Newborn Care: What You Need for Baby
What do you need for good newborn care when baby comes home? Moms, dads, and pediatricians offer their quick tips.
Newborn Care: In the Medicine Cabinet
When babies are young, “You really don’t need a lot” in the way of medicines or products, says Shu.
- Digital rectal thermometer (with KY Jelly, Vaseline, or pro covers)
- Diaper rash cream
- Nasal bulb
- Saline nose drops
- Fever reducers (Acetaminophen may be used at any age, but be careful to use the correct dose. Ibupforen can be used starting when your baby is 6 months old.)
- Baby lotion, wash, and ointment
- Safety manicure scissors
- Small bandages for when baby scratches himself or herself
Three things you don’t want in your newborn’s medicine cabinet include products containing aspirin, cough or cold medicine, and ipecac.
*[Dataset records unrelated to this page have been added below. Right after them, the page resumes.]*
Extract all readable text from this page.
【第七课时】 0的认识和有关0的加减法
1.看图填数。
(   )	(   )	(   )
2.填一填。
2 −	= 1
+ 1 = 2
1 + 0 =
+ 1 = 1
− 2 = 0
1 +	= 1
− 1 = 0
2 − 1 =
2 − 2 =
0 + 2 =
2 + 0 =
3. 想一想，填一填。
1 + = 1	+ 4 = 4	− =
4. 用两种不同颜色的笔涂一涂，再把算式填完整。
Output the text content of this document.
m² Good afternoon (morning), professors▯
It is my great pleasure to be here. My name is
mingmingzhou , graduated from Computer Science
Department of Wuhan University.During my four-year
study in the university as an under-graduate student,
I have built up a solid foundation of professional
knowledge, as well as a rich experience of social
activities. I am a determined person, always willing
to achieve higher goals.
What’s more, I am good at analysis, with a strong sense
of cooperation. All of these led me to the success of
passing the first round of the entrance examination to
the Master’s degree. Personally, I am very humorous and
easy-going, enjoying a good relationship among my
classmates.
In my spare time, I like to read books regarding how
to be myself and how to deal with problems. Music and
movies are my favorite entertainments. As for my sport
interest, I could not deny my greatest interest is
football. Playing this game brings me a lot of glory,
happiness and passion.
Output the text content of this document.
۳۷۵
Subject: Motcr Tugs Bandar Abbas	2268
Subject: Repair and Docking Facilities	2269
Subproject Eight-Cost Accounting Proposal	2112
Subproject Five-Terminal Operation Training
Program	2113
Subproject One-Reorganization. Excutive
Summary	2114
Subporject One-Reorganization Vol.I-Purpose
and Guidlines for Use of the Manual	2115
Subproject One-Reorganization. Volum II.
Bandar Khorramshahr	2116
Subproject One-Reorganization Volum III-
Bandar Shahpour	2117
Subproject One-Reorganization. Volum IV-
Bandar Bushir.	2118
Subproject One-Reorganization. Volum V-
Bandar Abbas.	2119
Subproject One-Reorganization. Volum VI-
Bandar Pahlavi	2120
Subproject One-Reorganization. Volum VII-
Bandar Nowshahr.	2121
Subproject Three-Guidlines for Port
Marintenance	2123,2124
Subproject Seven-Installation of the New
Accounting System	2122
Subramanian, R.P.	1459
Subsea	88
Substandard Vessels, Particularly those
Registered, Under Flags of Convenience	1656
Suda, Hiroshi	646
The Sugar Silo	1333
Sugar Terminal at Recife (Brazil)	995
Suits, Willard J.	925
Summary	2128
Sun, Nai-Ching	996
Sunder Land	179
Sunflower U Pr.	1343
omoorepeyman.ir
Aspirin in children has been associated with Reye’s syndrome, a life-threatening disease. Especially do not use aspirin in children and teenagers who have or who are recovering from flu symptoms or chickenpox. Studies also suggest that cold and cough medicines aren’t effective for young children and may have potentially dangerous side-effects.
The take-home message from Shu: “Don’t self-treat children when they’re newborn -- now is when you really need the help of a knowledgeable pediatrician.”
Newborn Care: Feeding
The best time to make the decision on breastfeeding or bottle feeding is before your baby is born, say the experts. But no matter which you choose, you’re going to need baby bottles -- to store pumped breast milk or formula. Recommended:
- 12 bottles and nipples
- 1 brush for cleaning bottles and nipples
- 12 burp clothes and bibs (some parents use receiving blankets)
- Plastic covers for bottles (great for traveling)
- Comfortable clothes if you’re breastfeeding
- Breast pump
And to make feeding time even easier, breastfeeding and bottle-feeding parents rave about nursing pillows, which can also cradle baby while sleeping.
Newborn Care: The Nursery
Babies need sleep. Lots of sleep. Whether you choose a crib with all the bells and whistles or place baby in a simple cradle near your bed, experts are unanimous on one thing: To reduce the risk of sudden infant death syndrome (SIDS), always place your baby on his or her back when putting them down to sleep.